On 24 April 2013, the building that contained several garment factories collapsed, killing 1,138 people and injuring another 2,500. Some of the women who survived tell their stories. Rozani, a former worker, had to cut off her hand to survive; Rashida jumped from a window and broke her hip; Rokaya lost her husband.

Dhaka (AsiaNews) – Five years after the collapse of the Rana Plaza building in Savar (Dhaka), the worst industrial incident in Bangladesh’s history, the pain and memory of survivors are still alive.

When the eight-storey structure, which housed five garment factories, collapsed, it killed 1,138 people and injured another 2,500.

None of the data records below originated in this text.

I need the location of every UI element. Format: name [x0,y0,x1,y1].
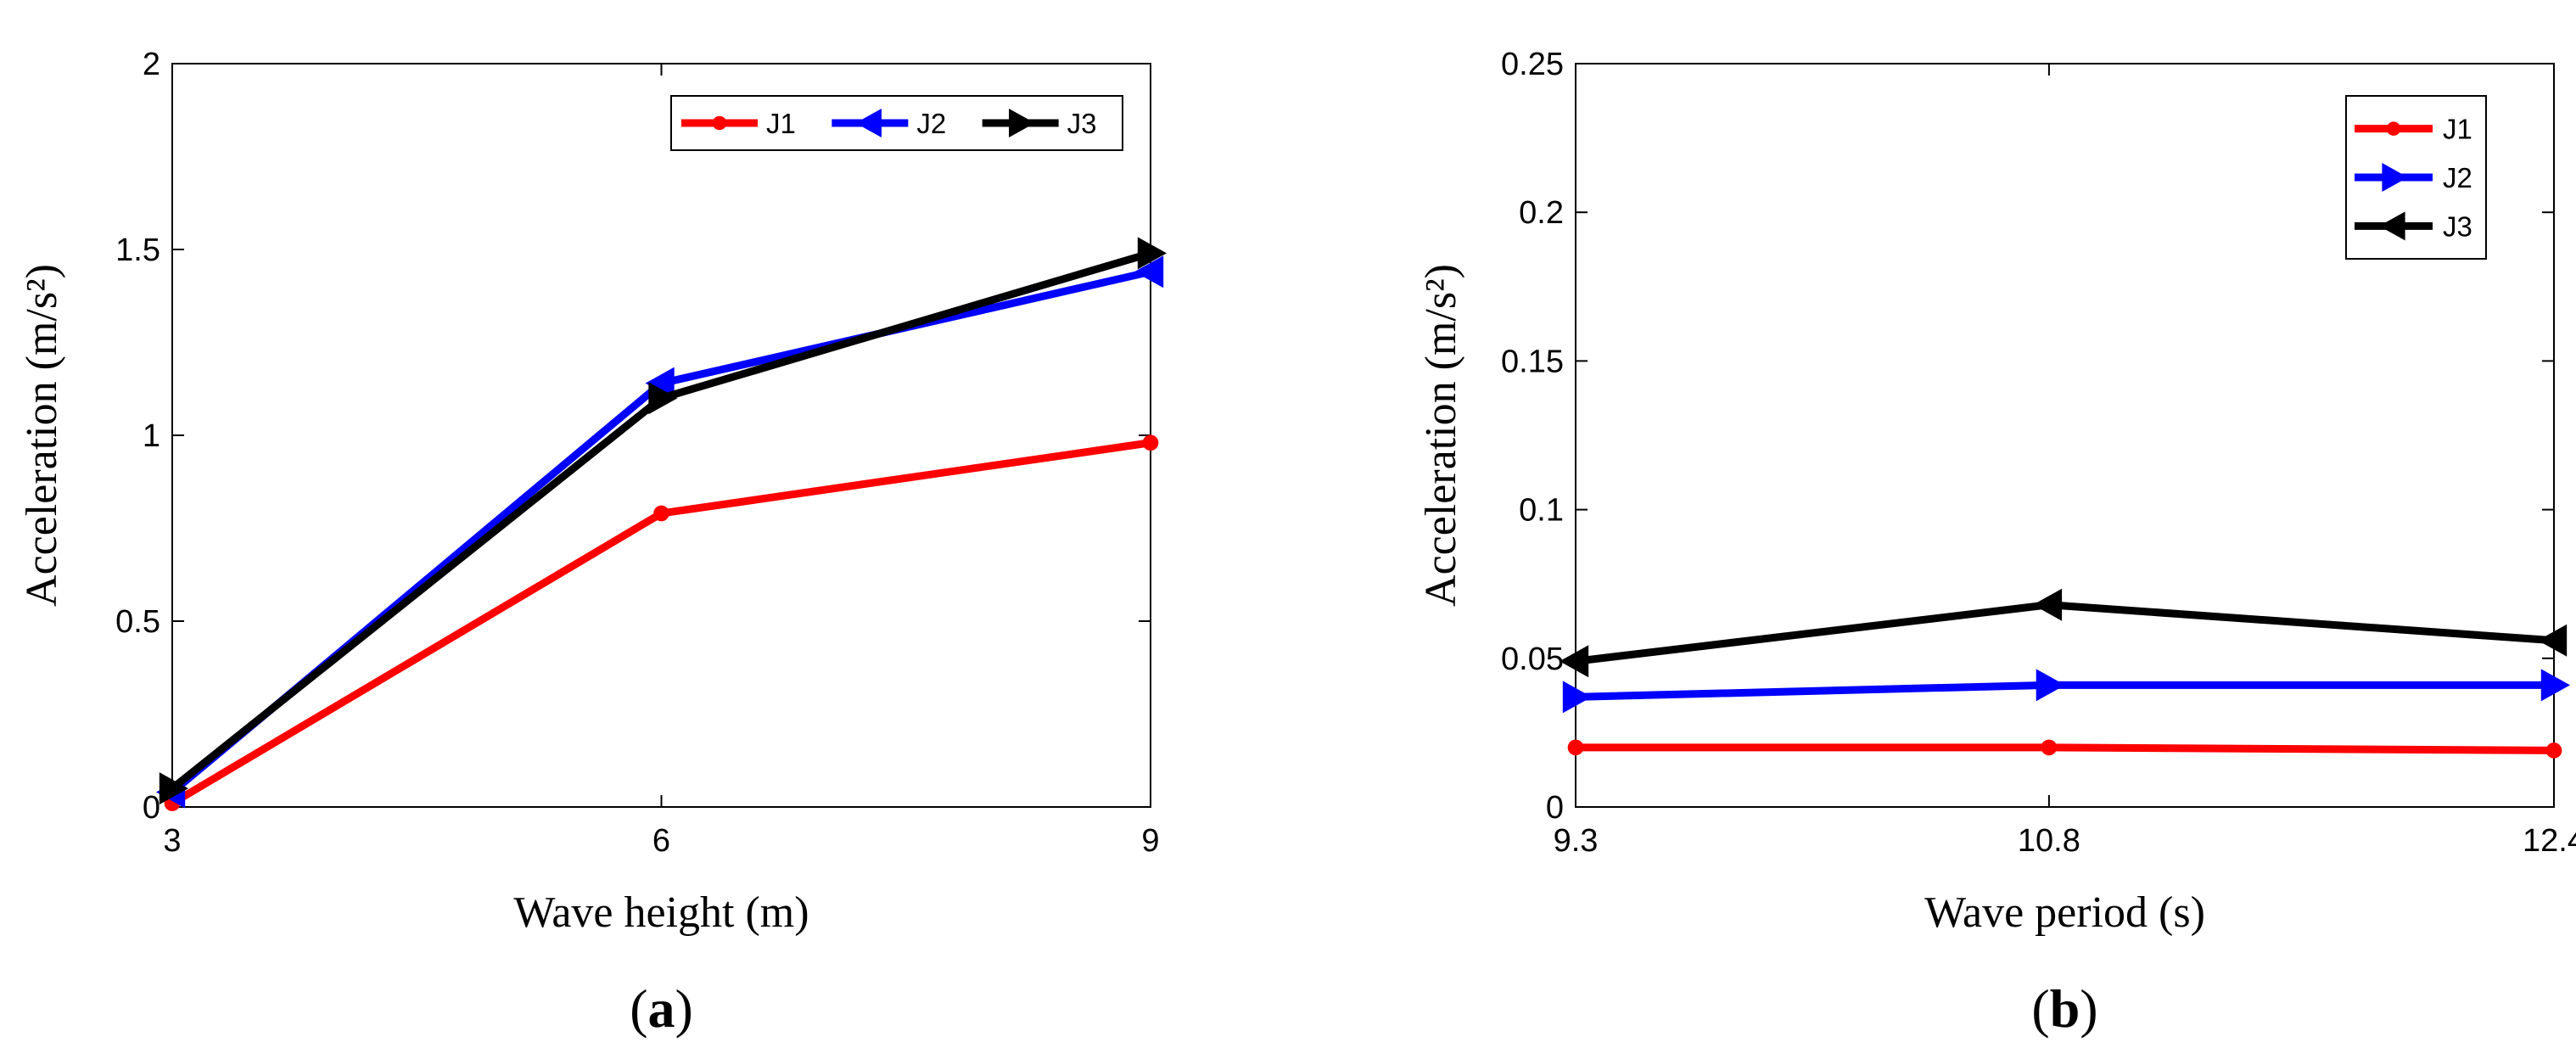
legend-label-j3: J3 [2443,210,2472,242]
y-axis-label: Acceleration (m/s²) [18,264,66,607]
y-tick-label: 0.05 [1501,642,1564,677]
panel-label: (b) [2031,978,2097,1039]
data-point-j2 [1134,255,1164,289]
legend-label-j1: J1 [2443,114,2472,145]
legend: J1 J2 J3 [2345,95,2487,260]
series-line-j1 [1576,743,2555,754]
data-point-j2 [1562,681,1592,714]
legend-marker-j2 [855,109,882,137]
data-point-j1 [2545,742,2562,759]
legend-marker-j3 [2379,211,2405,241]
data-point-j3 [1560,645,1589,678]
chart-panel-b: 0 0.05 0.1 0.15 0.2 0.25 9.3 10.8 12.4 J1 J2 J3 Wave… [1417,47,2576,1039]
y-tick-label: 0 [143,790,160,826]
legend: J1 J2 J3 [670,95,1123,151]
data-point-j2 [2036,669,2065,702]
data-point-j3 [159,772,188,805]
plot-area-frame [1575,63,2555,808]
legend-marker-j1 [2386,121,2401,136]
x-tick-label: 3 [163,823,181,859]
y-tick-label: 0.25 [1501,47,1564,82]
legend-label-j3: J3 [1067,108,1097,139]
y-tick-label: 0.15 [1501,344,1564,379]
legend-label-j1: J1 [766,108,796,139]
legend-label-j2: J2 [916,108,946,139]
data-point-j3 [648,382,678,415]
y-tick-label: 0.2 [1519,195,1564,231]
x-tick-label: 9 [1141,823,1159,859]
series-line-j2 [1575,681,2554,701]
data-point-j2 [2540,669,2570,702]
y-tick-label: 0.5 [115,604,160,640]
data-point-j1 [1567,739,1584,756]
x-tick-label: 6 [652,823,670,859]
y-tick-label: 1.5 [115,233,160,268]
legend-marker-j3 [1009,109,1035,137]
plot-area-frame [171,63,1151,808]
y-tick-label: 2 [143,47,160,82]
series-line-j3 [1575,601,2555,665]
data-point-j1 [2041,739,2058,756]
y-tick-label: 1 [143,418,160,454]
legend-marker-j2 [2382,163,2408,192]
legend-marker-j1 [712,115,727,131]
data-point-j1 [1142,434,1159,451]
data-point-j3 [2538,624,2568,657]
y-tick-label: 0.1 [1519,493,1564,529]
data-point-j3 [2032,588,2063,621]
data-point-j2 [645,367,675,400]
y-axis-label: Acceleration (m/s²) [1417,264,1465,607]
data-point-j1 [653,505,669,522]
data-point-j3 [1137,237,1167,270]
x-tick-label: 9.3 [1554,823,1599,859]
panel-label: (a) [630,978,693,1039]
x-axis-label: Wave height (m) [513,888,809,937]
legend-label-j2: J2 [2443,162,2472,193]
x-tick-label: 12.4 [2523,823,2576,859]
y-tick-label: 0 [1546,790,1564,826]
chart-panel-a: 0 0.5 1 1.5 2 3 6 9 J1 J2 J3 Wave height (m) Acceler… [18,47,1167,1039]
x-axis-label: Wave period (s) [1924,888,2205,937]
series-line-j1 [170,439,1151,807]
x-tick-label: 10.8 [2018,823,2080,859]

On Tuesday, the anniversary of that fateful 24 April, hundreds of community leaders and survivors paid tribute to the victims, lighting candles as a symbol of hope for the future of all garment workers.

In April 2013, thousands of people worked in the Rana Plaza building, making garments for big names like Benetton, Primark, Mango and Walmart. Shortly before the disaster, it had been declared unsafe because it stood on a swampy ground.

The owners of the companies using the building – except one, an NGO – forced their employees to come to work, even though they knew of the danger of a possible collapse. When the building did crumple on itself, it buried everyone inside. Some however managed to survive.

Rozani Begum was one of them. Although she spoke to AsiaNews, she still does not want to remember “those horrible days.”

“My younger sister Murgina and I worked in a garment factory inside the Rana Plaza. When the building collapsed, I took a saw and cut my hand, just to save myself. Now I have a lot of physical problems and because of that accident, I cannot work."

The mother of two daughters is worried about their survival. She receives help from various organisations but fears for her children. "I do not want them to work for a garment company. I would be much happier if I could send them to some good school."

She wants the death penalty for Sohel Rana, the owner of the building and the main defendant in the court case.

Like Rozani, Rokaya Parvin cried at the memorial ceremony in front what is left of the building. "My husband and I worked for the same company. I managed to save myself, he is dead."

At the time of the crash, Rashida Akter was on the first floor. "Suddenly I saw only dust and in the middle of all the confusion, I managed to jump out of the window. I hurt my hip and now I cannot work as before. Today no factory wants to hire me."

As the world's second largest garment exporter after China, Bangladesh’s garment industry, in particular the export sector, is a cornerstone of the country’s economy. About 80 per cent of the workforce is made up of women who are paid very low salaries.

In 2013, during his general audience on 1 May, St Joseph the Worker Day, Pope Francis condemned the use of "slave labour".